A proposta é assinada pelo próprio Maia e tem apoio de lideranças de diferentes partidos, indo da oposição ao governo. Parlamentares esperam que a aprovação seja concluída, no mais tardar, na próxima semana. A PEC será relatada por Hugo Motta (Republicanos-PB).

PEC cria "orçamento específico" e afrouxa regras

O Orçamento de Guerra retira amarras legais para gastos públicos e também exclui o "carimbo" de verbas que tinham destinações específicas. Valerá especificamente para ações de combate ao coronavírus: contratação de profissionais, compra de equipamentos e insumos, realização de obras e outros serviços relacionados.

A PEC também contempla medidas no campo financeiro. A proposta retira do governo a necessidade de cumprir a "regra de ouro", a que proíbe ao governo contrair dívida para bancar os chamados gastos correntes, como salários e benefícios assistenciais. O governo também passa a obedecer menos regras no ato de obtenção de receitas.

A medida ainda amplia o papel do Banco Central, ao permitir à instituição a compra de papéis privados. A ideia é fazer com que a autoridade monetária possa atuar diretamente na rotina do setor financeiro e, assim, injetar recursos no mercado.

A PEC estabelece a criação de um Comitê de Gestão da Crise, que será comandado pelo presidente da República e incluirá oito ministros (Secretaria-Geral, Saúde, Economia, Cidadania, Infraestrutura, Agricultura, Justiça e Controladoria-Geral). Apesar da liderança por parte do Executivo, ao Congresso caberá um direito de veto quando o Parlamento entender que o Comitê tomou alguma decisão que não seja relacionada à pandemia de coronavírus.

Proposta sobre Orçamento de Guerra já estava em gestação

A provocação de Paulo Guedes concretizou a apresentação da PEC do "Orçamento de Guerra", mas a ideia já estava sendo gestada pelo Congresso. No dia 24 de março, Maia havia citado que considerava importante a criação de um orçamento específico para a gestão da pandemia.

Dentro do Congresso, outros parlamentares também citaram a proposta. Integrantes da oposição, no dia 25, defenderam que o "Orçamento de Guerra" inclua também os recursos para a renda mínima cidadã, benefício voltado às famílias mais pobres.

Apoio diversificado

A proposta em tramitação na Câmara é assinada por Rodrigo Maia e outros sete deputados: Enrico Misasi (PV-SP), Joenia Wapichana (Rede-RR), Luís Tibé (Avante-MG), Zé Silva (Solidariedade-MG), Carlos Sampaio (PSDB-SP), André Figueiredo (PDT-CE), Efraim Filho (DEM-PB), Rejane Dias (PT-PI) e Wellington Roberto (PL-PB). Misasi, Wapichana, Sampaio, Tibé, Silva, Efraim e Wellington são líderes de seus partidos na Câmara.

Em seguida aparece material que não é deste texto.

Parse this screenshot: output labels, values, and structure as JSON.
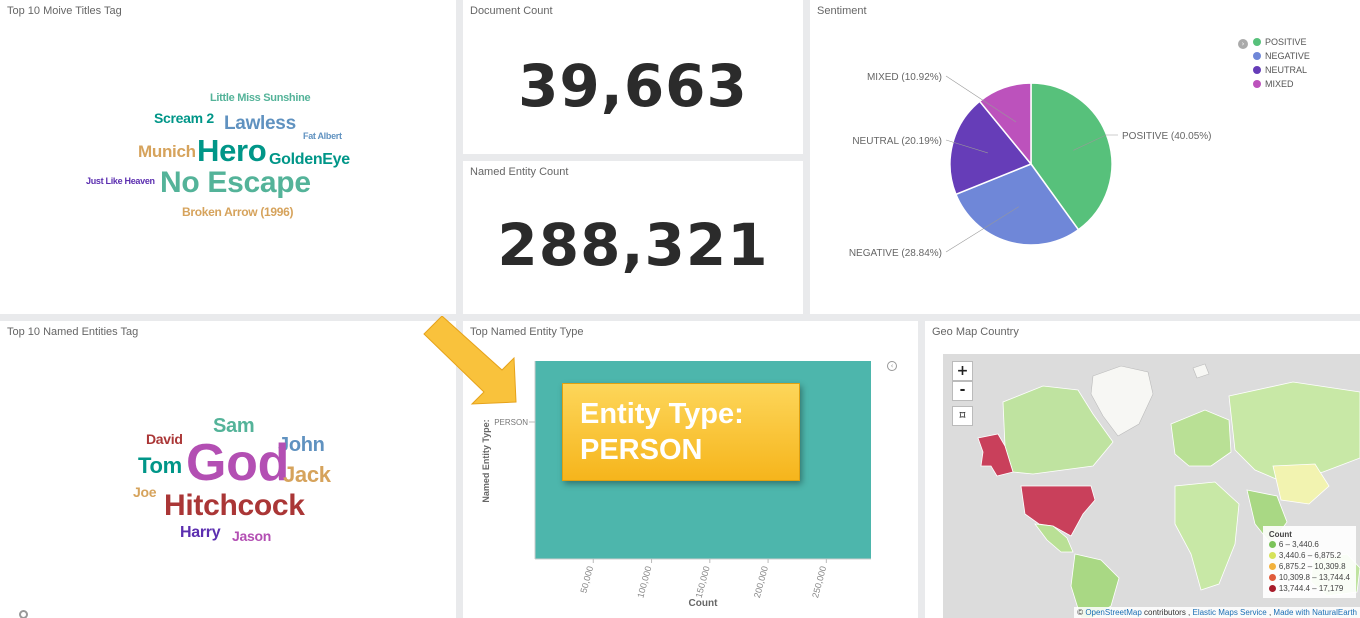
{
  "panels": {
    "movie_titles": {
      "title": "Top 10 Moive Titles Tag",
      "words": [
        {
          "text": "Little Miss Sunshine",
          "color": "#54b399"
        },
        {
          "text": "Scream 2",
          "color": "#009688"
        },
        {
          "text": "Lawless",
          "color": "#6092c0"
        },
        {
          "text": "Fat Albert",
          "color": "#6092c0"
        },
        {
          "text": "Munich",
          "color": "#d6a35c"
        },
        {
          "text": "Hero",
          "color": "#009688"
        },
        {
          "text": "GoldenEye",
          "color": "#009688"
        },
        {
          "text": "Just Like Heaven",
          "color": "#5c2fb0"
        },
        {
          "text": "No Escape",
          "color": "#54b399"
        },
        {
          "text": "Broken Arrow (1996)",
          "color": "#d6a35c"
        }
      ]
    },
    "document_count": {
      "title": "Document Count",
      "value": "39,663"
    },
    "named_entity_count": {
      "title": "Named Entity Count",
      "value": "288,321"
    },
    "sentiment": {
      "title": "Sentiment",
      "legend": [
        {
          "label": "POSITIVE",
          "color": "#57c17b"
        },
        {
          "label": "NEGATIVE",
          "color": "#6f87d8"
        },
        {
          "label": "NEUTRAL",
          "color": "#663db8"
        },
        {
          "label": "MIXED",
          "color": "#bc52bc"
        }
      ],
      "slice_labels": [
        "POSITIVE (40.05%)",
        "NEGATIVE (28.84%)",
        "NEUTRAL (20.19%)",
        "MIXED (10.92%)"
      ]
    },
    "named_entities": {
      "title": "Top 10 Named Entities Tag",
      "words": [
        {
          "text": "Sam",
          "color": "#54b399"
        },
        {
          "text": "David",
          "color": "#aa3636"
        },
        {
          "text": "John",
          "color": "#6092c0"
        },
        {
          "text": "Tom",
          "color": "#009688"
        },
        {
          "text": "God",
          "color": "#b34fb3"
        },
        {
          "text": "Jack",
          "color": "#d6a35c"
        },
        {
          "text": "Joe",
          "color": "#d6a35c"
        },
        {
          "text": "Hitchcock",
          "color": "#aa3636"
        },
        {
          "text": "Harry",
          "color": "#5c2fb0"
        },
        {
          "text": "Jason",
          "color": "#b34fb3"
        }
      ]
    },
    "entity_type": {
      "title": "Top Named Entity Type",
      "ylabel": "Named Entity Type:",
      "xlabel": "Count",
      "category": "PERSON",
      "ticks": [
        "50,000",
        "100,000",
        "150,000",
        "200,000",
        "250,000"
      ],
      "bar_color": "#4db6ac",
      "callout": [
        "Entity Type:",
        "PERSON"
      ]
    },
    "geo_map": {
      "title": "Geo Map Country",
      "zoom_in": "+",
      "zoom_out": "-",
      "fit_icon": "⌑",
      "legend_title": "Count",
      "legend": [
        {
          "label": "6 – 3,440.6",
          "color": "#7bc35a"
        },
        {
          "label": "3,440.6 – 6,875.2",
          "color": "#d6e35a"
        },
        {
          "label": "6,875.2 – 10,309.8",
          "color": "#f2b13c"
        },
        {
          "label": "10,309.8 – 13,744.4",
          "color": "#e05a3a"
        },
        {
          "label": "13,744.4 – 17,179",
          "color": "#a71b2a"
        }
      ],
      "attribution_prefix": "© ",
      "attribution_osm": "OpenStreetMap",
      "attribution_mid": " contributors , ",
      "attribution_ems": "Elastic Maps Service",
      "attribution_sep": " , ",
      "attribution_ne": "Made with NaturalEarth"
    }
  },
  "chart_data": [
    {
      "type": "pie",
      "title": "Sentiment",
      "categories": [
        "POSITIVE",
        "NEGATIVE",
        "NEUTRAL",
        "MIXED"
      ],
      "values": [
        40.05,
        28.84,
        20.19,
        10.92
      ]
    },
    {
      "type": "bar",
      "title": "Top Named Entity Type",
      "orientation": "horizontal",
      "categories": [
        "PERSON"
      ],
      "values": [
        288321
      ],
      "xlabel": "Count",
      "ylabel": "Named Entity Type:",
      "xlim": [
        0,
        288321
      ]
    }
  ]
}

O apoio de parlamentares de diferentes siglas — e também do governo — é essencial para a obtenção de apoio em torno do projeto. Por se tratar de uma emenda à Constituição, o projeto precisa passar por duas votações em plenário, tanto na Câmara quanto no Senado e, em cada uma das quatro ocasiões, receber o voto favorável de três quintos dos parlamentares.